GET /memory/stats Auth Required

Get memory system statistics: fact counts, edge counts, document counts, storage usage.

14. Auto-Tuning & Optimization

GET /control/auto-tune/status Auth Required

Get current auto-tune progress: phase, results, thermal status, ETA.

POST /control/auto-tune/cancel Auth Required

Cancel an ongoing auto-tune optimization process.

POST /control/forge-instant Auth Required

Run instant inference generation with optimized settings for rapid response.

Workflow Examples

7-Step AI Agent Workflow

A complete example of using the TokForge API to build an autonomous AI agent:

Step 1: Verify Device Readiness

curl -s http://localhost:8088/health | jq '.mnn_loaded'
# Output: true (device ready)

Step 2: List Available Models

curl -s -H "Authorization: Bearer TOKEN" \
     http://localhost:8088/models | jq '.data[] | .name'

Step 3: Load a Model

curl -X POST \
     -H "Authorization: Bearer TOKEN" \
     -H "Content-Type: application/json" \
     -d '{"model_id": 3}' \
     http://localhost:8088/control/load-model

Step 4: Create a Conversation

curl -X POST \
     -H "Authorization: Bearer TOKEN" \
     -H "Content-Type: application/json" \
     -d '{"title": "Agent Session", "backend": "mnn"}' \
     http://localhost:8088/control/create-conversation
# Returns: {"status":"ok", "id": "conv_12345"}

Step 5: Send Message and Get Response

curl -X POST \
     -H "Authorization: Bearer TOKEN" \
     -H "Content-Type: application/json" \
     -d '{"message": "What is 2+2?"}' \
     http://localhost:8088/conversations/conv_12345/send
# Returns: {"status":"ok", "response": "2+2 equals 4."}

Step 6: Monitor Performance

curl -s http://localhost:8088/performance | jq '.last_generation_stats'
# Shows: tokens/sec, memory usage, thermal status

Step 7: Run Benchmark and Export

curl -X POST \
     -H "Authorization: Bearer TOKEN" \
     -H "Content-Type: application/json" \
     -d '{"prompt": "Benchmark prompt", "num_tokens": 100}' \
     http://localhost:8088/benchmark/run

# Export results
curl -s http://localhost:8088/benchmark/export > results.json

Error Handling

CodeMeaning
200Success
400Bad Request (invalid parameters)
401Unauthorized (missing or invalid auth token)
404Not Found (resource doesn't exist)
408Timeout (operation took too long)
409Conflict (another operation already running)
500Internal Server Error

Rate Limits

The API applies per-token rate limits to prevent abuse:

Endpoint TypeLimitWindow
Read (GET, unauthenticated)100 requests1 minute
Read (GET, authenticated)200 requests1 minute
Write (POST, DELETE)50 requests1 minute
Benchmark operations5 concurrentContinuous
Model downloads1 concurrentContinuous

Hitting the limit returns 429 Too Many Requests. Retry-After header indicates seconds to wait.

Security

  • Localhost only by default: Server binds to 127.0.0.1 in release builds, not accessible over network without ADB
  • Auth tokens: Generated per-session, configured in Settings.

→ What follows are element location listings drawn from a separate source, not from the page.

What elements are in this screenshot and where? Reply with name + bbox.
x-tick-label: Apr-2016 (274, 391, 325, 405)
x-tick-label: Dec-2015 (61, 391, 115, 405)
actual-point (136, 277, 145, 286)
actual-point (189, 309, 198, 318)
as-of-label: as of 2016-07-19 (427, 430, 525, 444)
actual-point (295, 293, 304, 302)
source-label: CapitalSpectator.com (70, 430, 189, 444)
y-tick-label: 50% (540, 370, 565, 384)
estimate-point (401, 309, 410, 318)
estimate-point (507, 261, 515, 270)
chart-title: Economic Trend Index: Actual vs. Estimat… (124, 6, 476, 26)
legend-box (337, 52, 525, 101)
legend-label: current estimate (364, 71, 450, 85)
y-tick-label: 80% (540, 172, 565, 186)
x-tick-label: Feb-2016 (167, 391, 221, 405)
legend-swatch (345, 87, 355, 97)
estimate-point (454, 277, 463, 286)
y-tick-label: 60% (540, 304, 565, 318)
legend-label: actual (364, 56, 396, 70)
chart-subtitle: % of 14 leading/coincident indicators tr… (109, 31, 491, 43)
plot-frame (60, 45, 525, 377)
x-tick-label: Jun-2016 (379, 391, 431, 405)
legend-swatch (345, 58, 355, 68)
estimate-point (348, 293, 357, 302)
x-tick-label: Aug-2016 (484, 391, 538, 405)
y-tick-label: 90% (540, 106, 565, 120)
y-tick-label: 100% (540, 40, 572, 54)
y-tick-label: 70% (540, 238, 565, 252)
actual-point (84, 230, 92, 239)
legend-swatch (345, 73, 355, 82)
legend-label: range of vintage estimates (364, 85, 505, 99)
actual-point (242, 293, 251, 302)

Treat as secrets. Rotate regularly with /control/rotate-auth-token
  • No HTTPS: Uses plain HTTP over ADB tunnel. ADB provides the security boundary.
  • Debug mode only: API is only available in debug builds (BuildConfig.DEBUG) or when explicitly enabled.
  • Network binding: Release builds force localhost binding regardless of settings. Use ADB port forwarding for remote access.
  • CORS: Not applicable (native Android app, no browser context)
  • Input validation: All parameters validated server-side. Untrusted input sanitized before use.